Si comprende benissimo che non gli piacesse il greco, il cui studio richiedeva disciplina e applicazione. Ma Agostino dice di non capirne il motivo. "Quale fosse poi la ragione per cui odiavo il greco che mi veniva insegnato da fanciullo, non lo so esattamente, nemmeno ora. Io non conoscevo alcuna di quelle parole, e mi si incalzava furiosamente per farmele imparare con minacce e castighi" (Conf. I, 14). Forse è l'unica materia di cui Agostino adulto si rammarica di non aver studiato meglio da bambino, probabilmente per il metodo con cui veniva insegnata. Da Vescovo conosceva certamente tale lingua, ma non la possederà mai perfettamente.

 

I gradi di istruzione ai tempi di Agostino

Nel De ordine (2,12,35 - 13,38) Agostino delinea i tre gradi dell'istruzione al suo tempo. Dalla terza infanzia alla prima adolescenza i fanciulli frequentavano il corso d'istruzione primaria che egli, derivando da La grammatica di Varrone, chiama litterator.

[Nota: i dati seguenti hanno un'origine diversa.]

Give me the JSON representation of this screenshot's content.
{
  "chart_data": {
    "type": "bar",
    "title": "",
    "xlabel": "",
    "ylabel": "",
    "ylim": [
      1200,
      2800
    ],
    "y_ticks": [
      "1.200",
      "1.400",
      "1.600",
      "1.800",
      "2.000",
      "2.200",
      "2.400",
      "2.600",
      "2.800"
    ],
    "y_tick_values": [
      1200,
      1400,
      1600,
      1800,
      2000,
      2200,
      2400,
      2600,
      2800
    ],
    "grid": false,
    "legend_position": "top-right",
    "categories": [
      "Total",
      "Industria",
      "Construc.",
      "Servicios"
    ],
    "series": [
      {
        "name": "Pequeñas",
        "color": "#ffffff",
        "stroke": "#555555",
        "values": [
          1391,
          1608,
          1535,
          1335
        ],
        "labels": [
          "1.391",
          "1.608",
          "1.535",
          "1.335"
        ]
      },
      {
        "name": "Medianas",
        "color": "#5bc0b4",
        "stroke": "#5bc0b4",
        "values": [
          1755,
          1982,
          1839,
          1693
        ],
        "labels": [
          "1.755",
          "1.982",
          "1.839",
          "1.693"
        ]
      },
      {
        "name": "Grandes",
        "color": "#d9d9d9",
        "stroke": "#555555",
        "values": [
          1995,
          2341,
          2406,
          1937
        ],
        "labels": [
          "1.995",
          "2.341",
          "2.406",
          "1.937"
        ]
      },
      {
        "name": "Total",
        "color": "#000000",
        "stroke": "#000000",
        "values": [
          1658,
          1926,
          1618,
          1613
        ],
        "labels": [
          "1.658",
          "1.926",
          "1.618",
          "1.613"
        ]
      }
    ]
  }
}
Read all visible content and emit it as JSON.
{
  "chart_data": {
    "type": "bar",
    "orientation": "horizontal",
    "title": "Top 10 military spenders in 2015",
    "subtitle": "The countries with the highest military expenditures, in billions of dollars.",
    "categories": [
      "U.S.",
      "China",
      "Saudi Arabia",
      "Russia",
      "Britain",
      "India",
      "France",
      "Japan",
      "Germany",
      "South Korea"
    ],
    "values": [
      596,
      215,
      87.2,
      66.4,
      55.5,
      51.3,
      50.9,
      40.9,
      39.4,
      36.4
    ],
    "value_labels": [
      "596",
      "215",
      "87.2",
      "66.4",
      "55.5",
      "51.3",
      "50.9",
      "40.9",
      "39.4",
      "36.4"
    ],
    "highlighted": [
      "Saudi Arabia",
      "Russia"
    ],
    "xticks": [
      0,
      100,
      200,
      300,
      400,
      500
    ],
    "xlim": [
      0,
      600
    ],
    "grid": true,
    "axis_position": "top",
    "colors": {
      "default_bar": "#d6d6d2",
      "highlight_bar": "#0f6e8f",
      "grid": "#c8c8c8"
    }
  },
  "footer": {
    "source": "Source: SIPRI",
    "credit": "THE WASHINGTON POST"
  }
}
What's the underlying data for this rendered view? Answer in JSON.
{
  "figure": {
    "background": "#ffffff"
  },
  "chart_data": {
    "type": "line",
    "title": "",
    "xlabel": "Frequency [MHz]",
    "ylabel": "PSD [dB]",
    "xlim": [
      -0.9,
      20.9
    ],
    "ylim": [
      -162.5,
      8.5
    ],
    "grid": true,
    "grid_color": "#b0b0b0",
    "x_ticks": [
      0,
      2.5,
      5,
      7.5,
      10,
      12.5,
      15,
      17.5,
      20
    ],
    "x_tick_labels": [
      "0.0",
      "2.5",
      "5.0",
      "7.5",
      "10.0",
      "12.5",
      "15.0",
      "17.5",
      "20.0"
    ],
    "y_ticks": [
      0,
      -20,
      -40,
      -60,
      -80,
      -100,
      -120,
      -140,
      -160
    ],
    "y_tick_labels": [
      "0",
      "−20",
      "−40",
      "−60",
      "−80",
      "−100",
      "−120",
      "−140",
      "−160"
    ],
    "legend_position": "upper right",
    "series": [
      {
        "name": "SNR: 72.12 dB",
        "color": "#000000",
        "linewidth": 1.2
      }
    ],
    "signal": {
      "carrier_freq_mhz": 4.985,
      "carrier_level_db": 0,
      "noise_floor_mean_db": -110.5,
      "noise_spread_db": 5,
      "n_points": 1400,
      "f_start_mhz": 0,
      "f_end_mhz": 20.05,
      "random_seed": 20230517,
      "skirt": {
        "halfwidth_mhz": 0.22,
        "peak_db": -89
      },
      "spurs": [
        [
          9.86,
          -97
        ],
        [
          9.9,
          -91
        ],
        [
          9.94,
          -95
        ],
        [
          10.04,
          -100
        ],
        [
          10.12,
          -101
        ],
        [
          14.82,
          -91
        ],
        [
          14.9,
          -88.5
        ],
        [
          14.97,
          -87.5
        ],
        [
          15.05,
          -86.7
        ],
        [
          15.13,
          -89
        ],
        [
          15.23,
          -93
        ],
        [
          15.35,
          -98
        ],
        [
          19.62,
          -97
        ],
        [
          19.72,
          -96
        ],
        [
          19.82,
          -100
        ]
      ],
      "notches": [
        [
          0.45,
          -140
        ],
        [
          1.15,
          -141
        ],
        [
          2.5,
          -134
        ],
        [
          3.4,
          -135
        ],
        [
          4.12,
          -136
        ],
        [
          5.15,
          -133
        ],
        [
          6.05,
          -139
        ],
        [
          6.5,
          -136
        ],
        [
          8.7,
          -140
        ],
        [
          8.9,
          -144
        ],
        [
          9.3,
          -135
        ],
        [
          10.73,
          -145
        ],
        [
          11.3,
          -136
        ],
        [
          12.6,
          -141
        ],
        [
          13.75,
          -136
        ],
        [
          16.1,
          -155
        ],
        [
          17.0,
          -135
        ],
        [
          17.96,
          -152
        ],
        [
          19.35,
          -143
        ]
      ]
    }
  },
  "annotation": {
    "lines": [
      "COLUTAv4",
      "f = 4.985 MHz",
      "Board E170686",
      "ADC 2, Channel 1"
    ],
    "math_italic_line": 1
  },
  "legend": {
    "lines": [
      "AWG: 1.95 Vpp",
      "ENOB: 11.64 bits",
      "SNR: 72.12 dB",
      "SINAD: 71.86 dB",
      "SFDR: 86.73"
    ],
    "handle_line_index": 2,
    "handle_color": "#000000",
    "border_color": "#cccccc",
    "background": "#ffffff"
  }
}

Era denominato anche ludimagister. Vi si insegnava a leggere, scrivere e far di conto. Vi si impartivano anche i rudimenti della lingua greca. I metodi, come Agostino stesso attesta, erano ben lontani dall'attivismo della scuola elementare di oggi. Il fatto stesso che il tipo d'insegnamento fosse denominato dall'insegnante, come anche quelli degli altri gradi, sta ad indicare che la russoviana puero-centralità avrebbe suscitato delle matte risate nei padri della così detta cultura occidentale.

Seguiva il corso del grammaticus. Agostino ne deriva le funzioni da La grammatica di Varrone e in parte dalle Istituzioni oratorie di Quintiliano. Vi si insegnavano (e forse anche studiavano) la grammatica nelle tre parti di etimologia, morfologia e sintassi, la letteratura e la storia. Il testo di lettura ufficiale era l'Eneide di Virgilio che commoveva profondamente Agostino fanciullo e ragazzo. Il corso fu in parte da lui seguito a Madaura, l'attuale Mdaourouch.

Il terzo grado d'istruzione, frequentato nella prima giovinezza, era il rhetor. Vi si insegnavano, come dice Agostino, le arti della persuasione (che per Croce quindi non sarebbero arti), cioè la dialettica e la retorica. È costante il riferimento a Cicerone. Egli seguì il corso a Cartagine ed insegnò per circa 12 anni in questo grado dell'istruzione a Cartagine, Roma, Milano. Nei paragrafi successivi a quelli citati si sorpassa il limite in cui rientravano gli statuti dell'istruzione nel mondo romano con riferimenti alle discipline elencate nel settimo libro della Politeia di Platone. Nel tutto si ha un palese delinearsi delle arti del trivio e del quadrivio nel Medioevo.